Es posible que le ayude a encontrar alternativas de solución que le permitan caminar con una mayor apertura a escuchar un buen consejo.

– Le favorece que este menos a la defensiva.

– Puede enfocarse en la búsqueda de soluciones, frente a las complicaciones.

No es que pensando de forma positiva vamos a encontrar la fórmula mágica que va resolver toda nuestra existencia, pero crea una carga emocional más liviana que le permite a la gente ser más creativa en la vida. Desde ahí, efectivamente se puede abrazar la vida con esperanza.

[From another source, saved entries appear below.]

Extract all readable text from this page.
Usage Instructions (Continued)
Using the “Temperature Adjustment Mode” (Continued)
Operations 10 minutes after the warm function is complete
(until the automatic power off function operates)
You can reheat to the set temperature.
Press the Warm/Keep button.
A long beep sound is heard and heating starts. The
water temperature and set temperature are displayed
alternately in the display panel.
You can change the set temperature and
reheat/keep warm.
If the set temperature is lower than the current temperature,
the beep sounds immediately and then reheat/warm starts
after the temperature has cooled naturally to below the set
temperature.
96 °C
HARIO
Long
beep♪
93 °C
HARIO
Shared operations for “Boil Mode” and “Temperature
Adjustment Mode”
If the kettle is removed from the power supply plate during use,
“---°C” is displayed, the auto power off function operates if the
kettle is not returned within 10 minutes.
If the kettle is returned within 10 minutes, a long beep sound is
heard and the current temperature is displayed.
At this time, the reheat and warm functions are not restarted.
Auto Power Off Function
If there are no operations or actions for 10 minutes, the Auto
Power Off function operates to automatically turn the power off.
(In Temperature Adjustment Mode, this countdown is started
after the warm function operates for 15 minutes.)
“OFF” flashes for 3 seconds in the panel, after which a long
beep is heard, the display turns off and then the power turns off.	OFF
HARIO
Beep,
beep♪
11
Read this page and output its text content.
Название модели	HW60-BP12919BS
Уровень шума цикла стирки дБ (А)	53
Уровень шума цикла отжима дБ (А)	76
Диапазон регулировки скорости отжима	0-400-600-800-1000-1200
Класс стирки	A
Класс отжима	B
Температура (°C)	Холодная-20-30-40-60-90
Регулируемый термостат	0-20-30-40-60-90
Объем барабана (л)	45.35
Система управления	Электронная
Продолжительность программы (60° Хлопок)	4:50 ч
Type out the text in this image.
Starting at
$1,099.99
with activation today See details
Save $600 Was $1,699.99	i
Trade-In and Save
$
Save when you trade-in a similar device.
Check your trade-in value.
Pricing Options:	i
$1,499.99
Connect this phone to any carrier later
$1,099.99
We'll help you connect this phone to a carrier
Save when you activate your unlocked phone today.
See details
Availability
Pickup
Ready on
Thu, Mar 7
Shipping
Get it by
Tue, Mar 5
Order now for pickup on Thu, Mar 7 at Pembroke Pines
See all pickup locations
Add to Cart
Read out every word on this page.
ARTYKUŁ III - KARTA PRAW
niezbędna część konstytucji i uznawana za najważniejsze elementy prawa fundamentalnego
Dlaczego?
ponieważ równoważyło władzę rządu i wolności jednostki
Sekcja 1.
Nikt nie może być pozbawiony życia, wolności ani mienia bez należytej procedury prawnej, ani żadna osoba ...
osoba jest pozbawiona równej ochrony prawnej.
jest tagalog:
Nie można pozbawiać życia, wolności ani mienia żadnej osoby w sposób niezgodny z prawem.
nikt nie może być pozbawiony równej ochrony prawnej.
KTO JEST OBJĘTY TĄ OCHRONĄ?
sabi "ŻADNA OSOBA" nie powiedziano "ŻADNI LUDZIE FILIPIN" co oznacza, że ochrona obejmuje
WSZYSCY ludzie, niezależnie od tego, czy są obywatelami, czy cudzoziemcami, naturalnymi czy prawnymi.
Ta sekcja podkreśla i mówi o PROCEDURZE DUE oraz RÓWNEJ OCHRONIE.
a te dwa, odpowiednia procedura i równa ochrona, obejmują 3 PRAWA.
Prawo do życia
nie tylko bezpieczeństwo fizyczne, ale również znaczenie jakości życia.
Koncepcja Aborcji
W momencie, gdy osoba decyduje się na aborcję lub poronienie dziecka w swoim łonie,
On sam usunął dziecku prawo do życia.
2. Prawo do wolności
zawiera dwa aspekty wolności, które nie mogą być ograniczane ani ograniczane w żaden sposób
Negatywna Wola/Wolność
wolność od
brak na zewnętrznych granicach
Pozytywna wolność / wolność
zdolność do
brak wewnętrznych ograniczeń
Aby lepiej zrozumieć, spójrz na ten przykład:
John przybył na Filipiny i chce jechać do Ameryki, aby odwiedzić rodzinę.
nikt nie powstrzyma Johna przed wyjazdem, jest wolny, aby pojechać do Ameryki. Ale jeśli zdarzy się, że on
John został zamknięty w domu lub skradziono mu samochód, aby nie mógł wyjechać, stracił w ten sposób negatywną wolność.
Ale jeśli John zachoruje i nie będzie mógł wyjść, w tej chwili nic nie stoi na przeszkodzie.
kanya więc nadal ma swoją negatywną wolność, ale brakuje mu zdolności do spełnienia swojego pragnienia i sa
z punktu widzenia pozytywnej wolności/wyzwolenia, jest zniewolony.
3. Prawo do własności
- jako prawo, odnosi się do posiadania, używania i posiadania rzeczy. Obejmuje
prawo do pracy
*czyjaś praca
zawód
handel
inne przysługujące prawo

– ¿Usted escucha su discurso mental?

– ¿Se ha dado cuenta de la negatividad con la que todos los días inicia el día?

– ¿Qué aporta ver siempre la vida como algo complicado y difícil?

– ¿A dónde lo lleva su complicación mental?

Creo que es de vital importancia permitirse revisar esto en detalle porque una persona negativa es más propensa a:

– Tener problemas interpersonales.

– Experimentar ansiedad, tristeza o depresión.

– Es posible que se resienta más fácilmente.

Quizá personalice todo lo que le pasa, viéndolo más grave de lo que realmente es.

Quizá tienda a hacer un drama ante situaciones que tal vez no requieran tanta carga emocional.

Ser una persona negativa contribuye al desarrollo de una identidad complicada que se concentre en el lado oscuro de la vida, lo cual no suma para bien.

Creo que si se identifica con este tema tiene que hacer un esfuerzo enorme por desarrollar una posición más sana, más positiva y, si no sabe cómo hacerlo, es momento de buscar terapia.